Da un esterno alto, per quanto possa essere un giocatore di equilibrio, mi aspetto maggiore presenza in fase sia conclusiva che come assistman. Siamo troppo dipendenti in fase offensiva dalla fascia sinistra e, se per Calabria posso sorvolare visto che si tratta di un terzino, la mancanza di partecipazione di Saele in fase di creazione di gioco è meno tollerabile. Vorrei vedere qualcosa di diverso, di qualitativamente superiore e sarà uno dei ruoli in cui il Milan può e deve migliorare.


----------



## Lineker10 (2 Novembre 2021)

7AlePato7 ha scritto:


> Da un esterno alto, per quanto possa essere un giocatore di equilibrio, mi aspetto maggiore presenza in fase sia conclusiva che come assistman. Siamo troppo dipendenti in fase offensiva dalla fascia sinistra e, se per Calabria posso sorvolare visto che si tratta di un terzino, la mancanza di partecipazione di Saele in fase di creazione di gioco è meno tollerabile. Vorrei vedere qualcosa di diverso, di qualitativamente superiore e sarà uno dei ruoli in cui il Milan può e deve migliorare.

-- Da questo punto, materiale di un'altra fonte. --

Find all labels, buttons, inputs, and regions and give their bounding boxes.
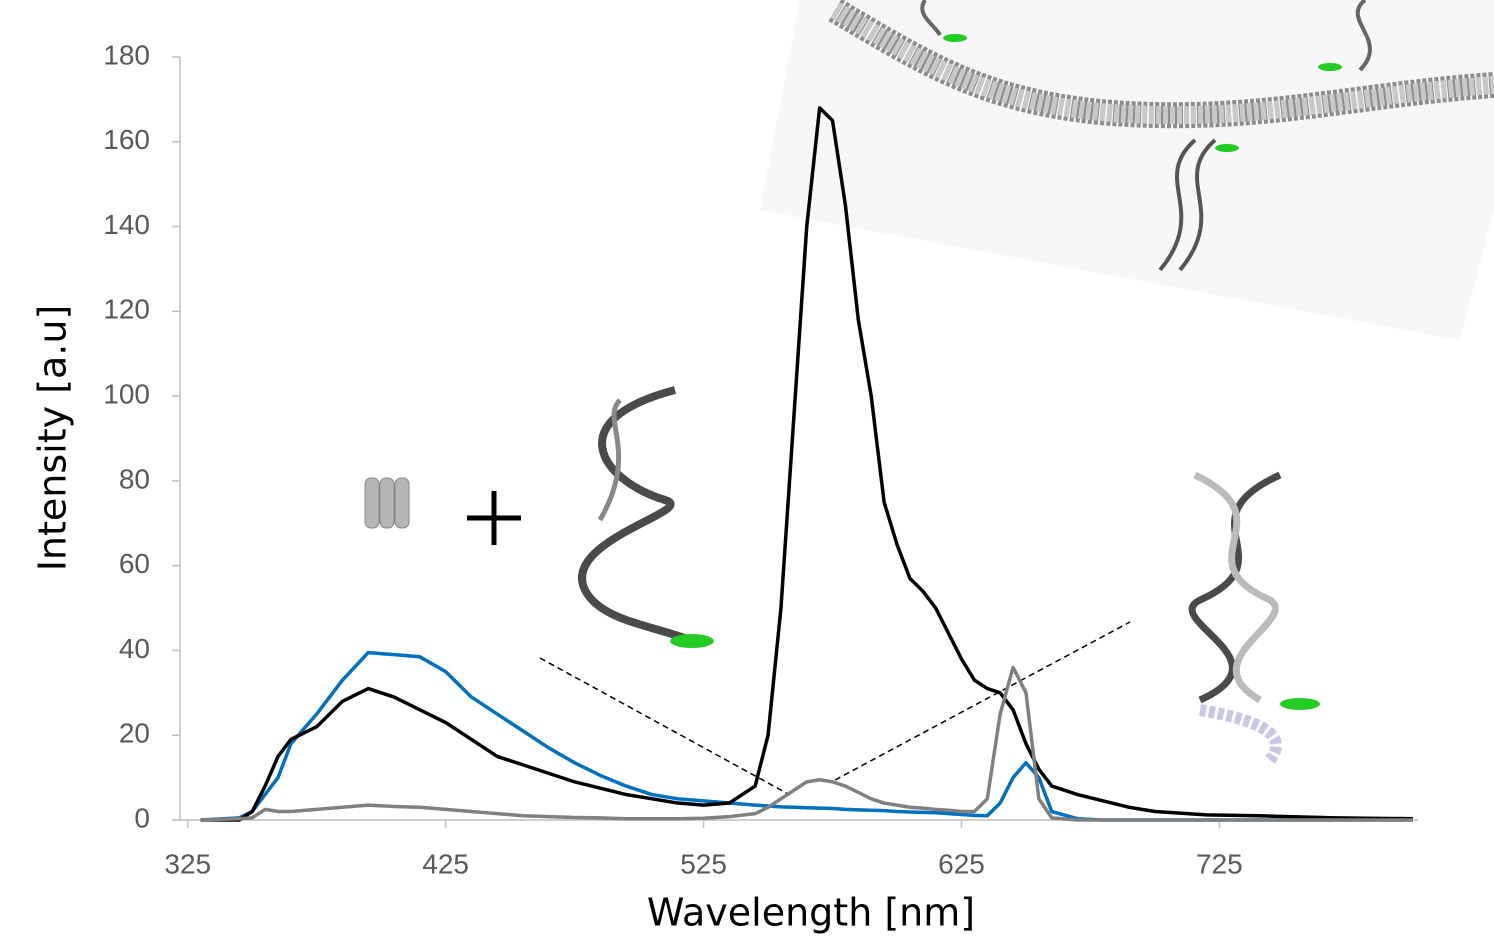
- plus-sign: [467, 491, 521, 545]
- y-tick-label: 80: [119, 463, 150, 494]
- pointer-line: [834, 621, 1131, 781]
- x-tick-label: 525: [680, 848, 727, 879]
- y-tick-label: 100: [103, 379, 150, 410]
- y-tick-label: 20: [119, 718, 150, 749]
- y-tick-label: 40: [119, 633, 150, 664]
- y-tick-label: 120: [103, 294, 150, 325]
- x-tick-label: 625: [938, 848, 985, 879]
- y-tick-label: 180: [103, 39, 150, 70]
- y-tick-label: 140: [103, 209, 150, 240]
- y-tick-label: 60: [119, 548, 150, 579]
- y-tick-label: 0: [134, 802, 150, 833]
- series-line: [200, 665, 1413, 822]
- series-line: [200, 650, 1413, 822]
- illustration-dna: [578, 386, 714, 648]
- series-line: [200, 106, 1413, 822]
- y-tick-label: 160: [103, 124, 150, 155]
- y-axis-title: Intensity [a.u]: [31, 305, 75, 572]
- x-axis-title: Wavelength [nm]: [647, 891, 975, 935]
- illustration-ring: [364, 477, 410, 529]
- illustration-nanotube: [760, 0, 1494, 340]
- x-tick-label: 425: [422, 848, 469, 879]
- x-tick-label: 325: [164, 848, 211, 879]
- x-tick-label: 725: [1196, 848, 1243, 879]
- pointer-line: [539, 657, 791, 796]
- illustration-duplex: [1188, 471, 1320, 764]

Puo migliorare ma puo anche peggiorare eccome, fidati.

Perchè quelli come Saele li senti quando mancano e ci metti qualcuno al loro posto. Magari uno che ogni tanto fa anche qualcosa di piu appariscente ma che poi all'interno della partita manca di tutte le giocate fondamentali che fa lui e che ti fanno vincere le partite.

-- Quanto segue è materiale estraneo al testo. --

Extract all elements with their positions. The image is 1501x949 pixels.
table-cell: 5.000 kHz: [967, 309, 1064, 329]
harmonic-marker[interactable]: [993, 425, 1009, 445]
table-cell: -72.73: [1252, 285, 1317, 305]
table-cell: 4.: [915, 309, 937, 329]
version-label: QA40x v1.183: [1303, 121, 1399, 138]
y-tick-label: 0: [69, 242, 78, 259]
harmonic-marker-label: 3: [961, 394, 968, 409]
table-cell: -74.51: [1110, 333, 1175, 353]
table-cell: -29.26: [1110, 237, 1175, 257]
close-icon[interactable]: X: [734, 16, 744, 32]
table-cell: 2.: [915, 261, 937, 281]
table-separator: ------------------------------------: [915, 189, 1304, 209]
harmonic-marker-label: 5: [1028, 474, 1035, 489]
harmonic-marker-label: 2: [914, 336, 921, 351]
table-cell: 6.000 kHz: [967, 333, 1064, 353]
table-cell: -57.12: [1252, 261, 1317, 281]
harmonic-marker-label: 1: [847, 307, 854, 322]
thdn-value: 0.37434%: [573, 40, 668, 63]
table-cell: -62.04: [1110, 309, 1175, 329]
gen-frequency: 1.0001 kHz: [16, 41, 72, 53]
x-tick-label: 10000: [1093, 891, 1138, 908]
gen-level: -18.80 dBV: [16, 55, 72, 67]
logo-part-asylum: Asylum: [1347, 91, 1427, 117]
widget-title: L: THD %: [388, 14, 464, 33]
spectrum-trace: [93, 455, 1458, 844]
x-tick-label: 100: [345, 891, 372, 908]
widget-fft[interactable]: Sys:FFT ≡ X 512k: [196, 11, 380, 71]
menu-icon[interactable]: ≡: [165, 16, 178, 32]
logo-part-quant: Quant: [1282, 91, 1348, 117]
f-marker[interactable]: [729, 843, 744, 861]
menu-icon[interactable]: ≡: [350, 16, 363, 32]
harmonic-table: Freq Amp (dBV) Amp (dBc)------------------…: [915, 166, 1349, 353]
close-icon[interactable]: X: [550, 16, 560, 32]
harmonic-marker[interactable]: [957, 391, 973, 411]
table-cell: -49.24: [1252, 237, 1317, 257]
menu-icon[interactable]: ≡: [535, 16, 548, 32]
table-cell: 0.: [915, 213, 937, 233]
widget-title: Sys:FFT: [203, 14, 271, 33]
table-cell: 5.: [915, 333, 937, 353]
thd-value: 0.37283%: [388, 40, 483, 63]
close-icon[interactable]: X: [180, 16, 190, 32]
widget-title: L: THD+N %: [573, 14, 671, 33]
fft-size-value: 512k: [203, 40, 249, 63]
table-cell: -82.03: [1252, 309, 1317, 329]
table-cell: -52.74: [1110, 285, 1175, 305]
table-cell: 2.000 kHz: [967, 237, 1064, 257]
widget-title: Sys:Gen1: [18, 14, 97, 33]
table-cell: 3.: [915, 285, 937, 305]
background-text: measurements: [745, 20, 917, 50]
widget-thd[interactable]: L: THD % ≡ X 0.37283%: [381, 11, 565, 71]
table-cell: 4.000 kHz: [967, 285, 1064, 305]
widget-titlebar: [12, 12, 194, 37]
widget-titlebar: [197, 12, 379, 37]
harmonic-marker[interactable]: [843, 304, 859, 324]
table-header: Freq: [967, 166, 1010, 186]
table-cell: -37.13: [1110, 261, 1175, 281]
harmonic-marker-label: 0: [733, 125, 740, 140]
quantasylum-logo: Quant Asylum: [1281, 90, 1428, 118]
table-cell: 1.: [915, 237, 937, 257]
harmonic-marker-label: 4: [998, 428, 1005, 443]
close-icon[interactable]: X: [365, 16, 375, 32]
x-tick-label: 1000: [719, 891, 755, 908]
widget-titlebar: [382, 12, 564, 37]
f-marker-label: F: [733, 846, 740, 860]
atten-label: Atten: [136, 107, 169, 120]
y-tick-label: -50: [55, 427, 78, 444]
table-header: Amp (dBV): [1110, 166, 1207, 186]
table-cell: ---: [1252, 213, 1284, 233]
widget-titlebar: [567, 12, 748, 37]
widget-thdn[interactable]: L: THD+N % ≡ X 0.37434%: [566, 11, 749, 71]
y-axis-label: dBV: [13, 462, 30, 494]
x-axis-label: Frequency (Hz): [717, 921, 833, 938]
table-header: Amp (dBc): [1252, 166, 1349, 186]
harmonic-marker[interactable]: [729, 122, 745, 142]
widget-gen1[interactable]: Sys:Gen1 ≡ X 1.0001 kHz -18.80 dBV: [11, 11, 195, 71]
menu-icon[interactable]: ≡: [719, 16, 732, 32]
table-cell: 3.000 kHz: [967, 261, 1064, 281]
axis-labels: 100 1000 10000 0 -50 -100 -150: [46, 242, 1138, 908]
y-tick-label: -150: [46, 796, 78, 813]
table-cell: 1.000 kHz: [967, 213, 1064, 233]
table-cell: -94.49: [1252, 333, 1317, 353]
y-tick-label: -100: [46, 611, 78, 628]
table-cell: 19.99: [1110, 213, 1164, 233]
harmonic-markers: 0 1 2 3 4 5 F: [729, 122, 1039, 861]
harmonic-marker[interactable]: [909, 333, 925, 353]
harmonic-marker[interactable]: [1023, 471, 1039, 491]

Saele in questa stagione è cresciuto tanto secondo me. Hai ragione a dire che deve avere piu precisione in fase di rifinitura, penso sia il suo ultimo grande step da fare. Intanto è quasi impossibile che perda palla, questo mi pare già un progresso non da poco. Chiunque se lo trova di fronte lo fa letteralmente ammattire perchè se conti i dribbling sbagliati e i palloni persi da Saele passano partite intere prima che ne conti uno...


----------